Die Coronakrise hat erhebliche Lücken im Schweizer System der sozialen Sicherheit aufgedeckt. Die Sozialwerke müssen deshalb neu konzipiert werden. Dabei muss der Grundsatz gelten: Für alle und für alle Fälle. Zum Beispiel auch für selbstständig Erwerbende, zum Beispiel auch für langwierige Krankheitsverläufe. Dazu dient das Reformmodell der Allgemeinen Erwerbsversicherung AEV-plus, das in diesem Buch erläutert wird. Die AEV-plus schliesst Lücken, verbessert Leistungen und vereinheitlicht die heutigen erwerbsbezogenen Sozialversicherungen. Alleinerziehende und kinderreiche Familien werden besser unterstützt, damit nichtbezahlte Care-Arbeit kein Armutsrisiko mehr ist. Pionierarbeit – etwa in den Bereichen Nachhaltigkeit, Gesundheit, Kultur – wird dank entsprechender Bedarfsleistungen stark gefördert. Der Blick des Buches geht zudem über den Tellerrand der Sozialwerke hinaus. Eine breit angelegte Umschulungsoffensive sichert die Zukunft all jener, die wegen des Klima­wandels, wegen der Coronakrise oder wegen technologischer Entwicklungen beruflich ins Abseits geraten. Und dank zwei konkreter Reformen im Migrationsrecht werden alle in der Schweiz lebenden und arbeitenden Personen gleichberechtigt behandelt.

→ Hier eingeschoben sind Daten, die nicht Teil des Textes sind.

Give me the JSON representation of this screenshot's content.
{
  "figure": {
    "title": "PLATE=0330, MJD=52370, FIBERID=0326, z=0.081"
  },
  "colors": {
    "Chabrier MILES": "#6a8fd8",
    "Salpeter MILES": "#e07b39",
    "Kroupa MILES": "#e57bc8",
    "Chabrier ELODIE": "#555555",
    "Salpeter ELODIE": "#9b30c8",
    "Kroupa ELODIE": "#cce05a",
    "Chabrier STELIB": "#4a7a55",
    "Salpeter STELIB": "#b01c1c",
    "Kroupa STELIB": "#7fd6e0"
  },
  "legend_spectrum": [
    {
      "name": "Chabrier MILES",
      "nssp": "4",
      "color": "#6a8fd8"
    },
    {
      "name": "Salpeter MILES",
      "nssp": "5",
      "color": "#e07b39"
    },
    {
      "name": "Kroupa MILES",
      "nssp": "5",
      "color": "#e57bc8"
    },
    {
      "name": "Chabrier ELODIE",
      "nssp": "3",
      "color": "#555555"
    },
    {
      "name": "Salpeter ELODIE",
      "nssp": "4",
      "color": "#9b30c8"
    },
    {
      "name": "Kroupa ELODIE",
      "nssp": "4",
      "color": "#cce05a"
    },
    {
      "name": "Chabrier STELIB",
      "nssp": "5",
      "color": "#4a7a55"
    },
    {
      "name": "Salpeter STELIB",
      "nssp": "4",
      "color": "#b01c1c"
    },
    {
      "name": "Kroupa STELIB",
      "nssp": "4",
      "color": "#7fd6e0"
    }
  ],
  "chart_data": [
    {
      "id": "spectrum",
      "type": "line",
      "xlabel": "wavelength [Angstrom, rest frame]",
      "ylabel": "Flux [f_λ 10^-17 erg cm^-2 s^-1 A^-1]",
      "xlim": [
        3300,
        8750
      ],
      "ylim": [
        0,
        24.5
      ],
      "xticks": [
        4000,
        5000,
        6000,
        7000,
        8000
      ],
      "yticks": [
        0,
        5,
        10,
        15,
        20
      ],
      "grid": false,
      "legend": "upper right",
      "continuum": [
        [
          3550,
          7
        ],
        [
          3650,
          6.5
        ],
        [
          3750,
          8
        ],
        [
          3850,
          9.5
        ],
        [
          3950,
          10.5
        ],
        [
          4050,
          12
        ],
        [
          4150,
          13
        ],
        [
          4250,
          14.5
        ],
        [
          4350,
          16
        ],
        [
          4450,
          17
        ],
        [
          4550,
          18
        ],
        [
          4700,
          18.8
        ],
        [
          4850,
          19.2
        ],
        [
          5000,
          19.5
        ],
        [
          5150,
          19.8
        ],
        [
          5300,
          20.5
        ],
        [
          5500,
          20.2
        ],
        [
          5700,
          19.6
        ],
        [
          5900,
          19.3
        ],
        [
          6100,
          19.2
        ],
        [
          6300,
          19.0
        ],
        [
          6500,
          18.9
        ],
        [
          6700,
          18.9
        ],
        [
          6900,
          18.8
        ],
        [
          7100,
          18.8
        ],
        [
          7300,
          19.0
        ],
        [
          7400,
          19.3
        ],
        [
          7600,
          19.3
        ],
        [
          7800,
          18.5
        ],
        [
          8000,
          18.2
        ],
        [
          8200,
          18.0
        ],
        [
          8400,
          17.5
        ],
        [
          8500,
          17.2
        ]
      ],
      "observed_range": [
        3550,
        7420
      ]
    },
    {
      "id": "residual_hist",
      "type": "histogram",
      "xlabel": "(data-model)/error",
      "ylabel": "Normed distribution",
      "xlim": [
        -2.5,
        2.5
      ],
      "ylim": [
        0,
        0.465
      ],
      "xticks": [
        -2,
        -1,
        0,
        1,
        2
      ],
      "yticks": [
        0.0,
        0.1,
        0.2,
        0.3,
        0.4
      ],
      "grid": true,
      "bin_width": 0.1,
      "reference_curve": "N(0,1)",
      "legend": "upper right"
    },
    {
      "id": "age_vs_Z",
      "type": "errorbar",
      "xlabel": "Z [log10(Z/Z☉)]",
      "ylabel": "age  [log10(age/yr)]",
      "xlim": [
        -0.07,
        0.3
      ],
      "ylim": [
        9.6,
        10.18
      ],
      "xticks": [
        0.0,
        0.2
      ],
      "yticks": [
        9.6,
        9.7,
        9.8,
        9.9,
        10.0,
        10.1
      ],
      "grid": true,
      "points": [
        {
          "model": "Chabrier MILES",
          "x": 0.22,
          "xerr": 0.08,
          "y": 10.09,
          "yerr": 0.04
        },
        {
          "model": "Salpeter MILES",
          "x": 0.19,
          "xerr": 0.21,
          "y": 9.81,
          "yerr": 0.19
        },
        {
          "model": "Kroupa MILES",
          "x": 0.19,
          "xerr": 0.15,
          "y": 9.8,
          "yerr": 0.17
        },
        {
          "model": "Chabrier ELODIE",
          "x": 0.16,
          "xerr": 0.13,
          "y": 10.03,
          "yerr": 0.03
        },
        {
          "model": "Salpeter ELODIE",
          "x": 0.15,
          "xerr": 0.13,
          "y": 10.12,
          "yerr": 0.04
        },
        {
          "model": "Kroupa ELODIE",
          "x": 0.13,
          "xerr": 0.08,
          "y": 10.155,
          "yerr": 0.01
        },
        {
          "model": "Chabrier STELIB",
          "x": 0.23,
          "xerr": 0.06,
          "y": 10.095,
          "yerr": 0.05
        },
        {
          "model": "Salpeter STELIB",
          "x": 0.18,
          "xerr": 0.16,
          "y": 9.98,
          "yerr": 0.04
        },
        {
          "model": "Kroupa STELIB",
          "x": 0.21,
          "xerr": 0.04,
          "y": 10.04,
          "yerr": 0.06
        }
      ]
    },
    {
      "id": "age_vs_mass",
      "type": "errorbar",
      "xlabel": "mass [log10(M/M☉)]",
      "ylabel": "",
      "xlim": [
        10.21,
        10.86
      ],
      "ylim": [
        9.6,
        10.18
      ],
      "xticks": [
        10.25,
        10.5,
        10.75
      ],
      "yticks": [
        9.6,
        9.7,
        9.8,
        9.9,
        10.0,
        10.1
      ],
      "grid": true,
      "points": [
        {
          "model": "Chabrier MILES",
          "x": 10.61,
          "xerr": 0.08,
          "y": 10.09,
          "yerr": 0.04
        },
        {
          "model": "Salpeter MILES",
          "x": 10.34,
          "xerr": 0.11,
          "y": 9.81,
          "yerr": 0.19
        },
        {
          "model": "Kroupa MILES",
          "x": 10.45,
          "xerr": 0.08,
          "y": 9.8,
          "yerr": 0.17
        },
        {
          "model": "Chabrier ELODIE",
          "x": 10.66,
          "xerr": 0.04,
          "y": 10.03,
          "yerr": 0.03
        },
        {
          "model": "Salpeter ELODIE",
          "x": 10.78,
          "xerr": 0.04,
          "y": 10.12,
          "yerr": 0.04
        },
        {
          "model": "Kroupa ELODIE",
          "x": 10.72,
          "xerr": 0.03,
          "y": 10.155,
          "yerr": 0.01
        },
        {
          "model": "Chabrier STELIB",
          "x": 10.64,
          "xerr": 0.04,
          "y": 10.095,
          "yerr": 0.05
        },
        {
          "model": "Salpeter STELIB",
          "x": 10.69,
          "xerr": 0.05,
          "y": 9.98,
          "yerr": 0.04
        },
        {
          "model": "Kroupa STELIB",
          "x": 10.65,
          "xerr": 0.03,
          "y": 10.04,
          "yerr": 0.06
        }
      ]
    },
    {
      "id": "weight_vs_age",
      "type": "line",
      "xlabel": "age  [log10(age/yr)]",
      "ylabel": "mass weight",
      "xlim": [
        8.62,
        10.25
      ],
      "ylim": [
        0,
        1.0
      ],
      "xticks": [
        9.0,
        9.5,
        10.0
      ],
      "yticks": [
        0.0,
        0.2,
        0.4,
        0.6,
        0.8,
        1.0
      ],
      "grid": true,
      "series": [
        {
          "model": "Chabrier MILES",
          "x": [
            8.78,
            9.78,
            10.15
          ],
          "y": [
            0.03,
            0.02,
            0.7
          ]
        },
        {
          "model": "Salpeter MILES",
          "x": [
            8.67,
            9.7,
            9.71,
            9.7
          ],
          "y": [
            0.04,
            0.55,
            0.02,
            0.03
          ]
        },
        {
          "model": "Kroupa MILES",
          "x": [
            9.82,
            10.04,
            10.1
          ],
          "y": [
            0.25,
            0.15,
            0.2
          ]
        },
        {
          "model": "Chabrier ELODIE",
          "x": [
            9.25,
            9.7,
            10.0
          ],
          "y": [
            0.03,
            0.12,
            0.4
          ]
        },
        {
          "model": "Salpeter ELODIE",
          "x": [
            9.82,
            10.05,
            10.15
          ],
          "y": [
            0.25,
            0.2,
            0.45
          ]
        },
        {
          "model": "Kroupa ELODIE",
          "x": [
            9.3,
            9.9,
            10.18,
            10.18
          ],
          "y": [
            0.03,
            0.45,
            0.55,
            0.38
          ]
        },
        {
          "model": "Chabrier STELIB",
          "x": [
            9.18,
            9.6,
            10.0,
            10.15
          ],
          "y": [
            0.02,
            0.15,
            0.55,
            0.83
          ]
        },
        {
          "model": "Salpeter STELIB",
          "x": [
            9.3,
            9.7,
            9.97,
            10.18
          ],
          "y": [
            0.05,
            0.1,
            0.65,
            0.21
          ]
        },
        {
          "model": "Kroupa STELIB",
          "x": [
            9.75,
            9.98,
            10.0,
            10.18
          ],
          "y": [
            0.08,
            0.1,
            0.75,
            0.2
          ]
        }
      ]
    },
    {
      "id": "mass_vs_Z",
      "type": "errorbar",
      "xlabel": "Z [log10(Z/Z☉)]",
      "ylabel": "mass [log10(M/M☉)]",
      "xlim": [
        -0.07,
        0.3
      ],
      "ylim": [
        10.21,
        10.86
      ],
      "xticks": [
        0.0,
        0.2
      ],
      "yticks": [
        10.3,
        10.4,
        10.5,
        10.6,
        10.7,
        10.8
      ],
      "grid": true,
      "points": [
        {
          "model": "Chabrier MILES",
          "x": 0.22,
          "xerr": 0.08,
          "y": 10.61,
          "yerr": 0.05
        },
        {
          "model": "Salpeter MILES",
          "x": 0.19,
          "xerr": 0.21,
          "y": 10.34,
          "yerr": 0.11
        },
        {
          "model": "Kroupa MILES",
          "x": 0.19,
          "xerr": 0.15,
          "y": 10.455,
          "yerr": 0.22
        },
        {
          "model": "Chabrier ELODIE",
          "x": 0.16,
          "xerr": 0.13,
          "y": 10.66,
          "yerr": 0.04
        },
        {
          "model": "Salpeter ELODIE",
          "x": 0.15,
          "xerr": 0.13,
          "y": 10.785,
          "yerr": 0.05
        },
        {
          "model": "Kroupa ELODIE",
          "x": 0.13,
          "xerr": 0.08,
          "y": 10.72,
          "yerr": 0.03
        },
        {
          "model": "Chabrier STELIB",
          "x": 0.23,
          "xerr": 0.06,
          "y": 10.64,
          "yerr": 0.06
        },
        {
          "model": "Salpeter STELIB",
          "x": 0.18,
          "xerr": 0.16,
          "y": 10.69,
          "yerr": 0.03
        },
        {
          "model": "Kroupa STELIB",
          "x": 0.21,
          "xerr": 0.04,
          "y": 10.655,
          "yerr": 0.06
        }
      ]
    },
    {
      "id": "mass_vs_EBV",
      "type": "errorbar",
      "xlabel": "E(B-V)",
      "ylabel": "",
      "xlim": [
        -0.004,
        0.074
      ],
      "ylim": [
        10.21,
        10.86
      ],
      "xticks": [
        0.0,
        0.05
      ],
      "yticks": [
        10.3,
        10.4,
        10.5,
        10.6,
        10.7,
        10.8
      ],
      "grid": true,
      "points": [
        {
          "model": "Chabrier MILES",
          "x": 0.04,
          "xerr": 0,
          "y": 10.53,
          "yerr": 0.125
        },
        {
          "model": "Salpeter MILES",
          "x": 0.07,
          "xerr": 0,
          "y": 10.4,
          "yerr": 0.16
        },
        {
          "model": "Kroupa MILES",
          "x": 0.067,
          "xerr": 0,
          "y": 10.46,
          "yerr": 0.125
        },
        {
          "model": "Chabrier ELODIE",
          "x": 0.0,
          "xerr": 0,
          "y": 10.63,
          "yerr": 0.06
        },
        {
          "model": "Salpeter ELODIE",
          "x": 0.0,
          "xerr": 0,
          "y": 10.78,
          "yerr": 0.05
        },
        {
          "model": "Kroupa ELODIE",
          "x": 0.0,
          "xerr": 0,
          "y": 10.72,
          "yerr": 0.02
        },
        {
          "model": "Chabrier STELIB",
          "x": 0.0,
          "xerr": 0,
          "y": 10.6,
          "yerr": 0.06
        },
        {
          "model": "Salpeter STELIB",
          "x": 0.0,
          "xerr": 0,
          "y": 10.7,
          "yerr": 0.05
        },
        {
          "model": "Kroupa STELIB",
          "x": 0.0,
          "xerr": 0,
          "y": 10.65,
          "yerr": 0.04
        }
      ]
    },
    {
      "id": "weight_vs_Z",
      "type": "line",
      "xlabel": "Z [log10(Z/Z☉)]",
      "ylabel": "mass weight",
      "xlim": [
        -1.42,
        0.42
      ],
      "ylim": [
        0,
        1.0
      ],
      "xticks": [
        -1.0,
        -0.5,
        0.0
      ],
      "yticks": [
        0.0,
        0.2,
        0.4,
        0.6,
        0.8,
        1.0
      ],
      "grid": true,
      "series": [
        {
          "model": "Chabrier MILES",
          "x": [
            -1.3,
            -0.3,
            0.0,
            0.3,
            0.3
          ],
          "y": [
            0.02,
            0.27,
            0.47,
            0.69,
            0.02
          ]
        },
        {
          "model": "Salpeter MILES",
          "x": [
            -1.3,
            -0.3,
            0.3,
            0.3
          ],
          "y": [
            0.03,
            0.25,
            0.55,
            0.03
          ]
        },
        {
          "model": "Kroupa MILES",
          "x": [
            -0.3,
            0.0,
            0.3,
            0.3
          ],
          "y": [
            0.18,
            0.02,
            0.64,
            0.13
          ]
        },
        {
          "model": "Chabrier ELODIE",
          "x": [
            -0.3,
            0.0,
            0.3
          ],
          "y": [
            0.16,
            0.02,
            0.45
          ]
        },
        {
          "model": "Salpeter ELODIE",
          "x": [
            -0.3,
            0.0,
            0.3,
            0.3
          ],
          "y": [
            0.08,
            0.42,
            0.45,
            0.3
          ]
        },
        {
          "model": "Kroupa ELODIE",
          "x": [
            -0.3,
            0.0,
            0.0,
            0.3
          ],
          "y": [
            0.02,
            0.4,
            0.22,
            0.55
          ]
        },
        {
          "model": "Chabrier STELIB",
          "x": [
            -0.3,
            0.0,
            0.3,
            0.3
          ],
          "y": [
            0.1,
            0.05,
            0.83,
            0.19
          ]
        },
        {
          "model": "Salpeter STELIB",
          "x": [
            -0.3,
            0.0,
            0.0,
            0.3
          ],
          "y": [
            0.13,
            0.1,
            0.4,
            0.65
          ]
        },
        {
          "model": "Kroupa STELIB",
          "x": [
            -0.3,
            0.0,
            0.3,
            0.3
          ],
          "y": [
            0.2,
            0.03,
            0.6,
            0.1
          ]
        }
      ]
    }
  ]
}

Die Autor:innen, Ruth Gurny und Beat Ringger, des Buches gehen in die Details und erläutern die konkrete und praxisnahe Umsetzung der Reformvorschläge. Sie rechnen akribisch nach, welcher Finanzaufwand dabei entsteht. Das erleichtert eine sachkundige Auseinandersetzung mit den Vorschlägen und deren Umsetzung in konkrete politische Projekte.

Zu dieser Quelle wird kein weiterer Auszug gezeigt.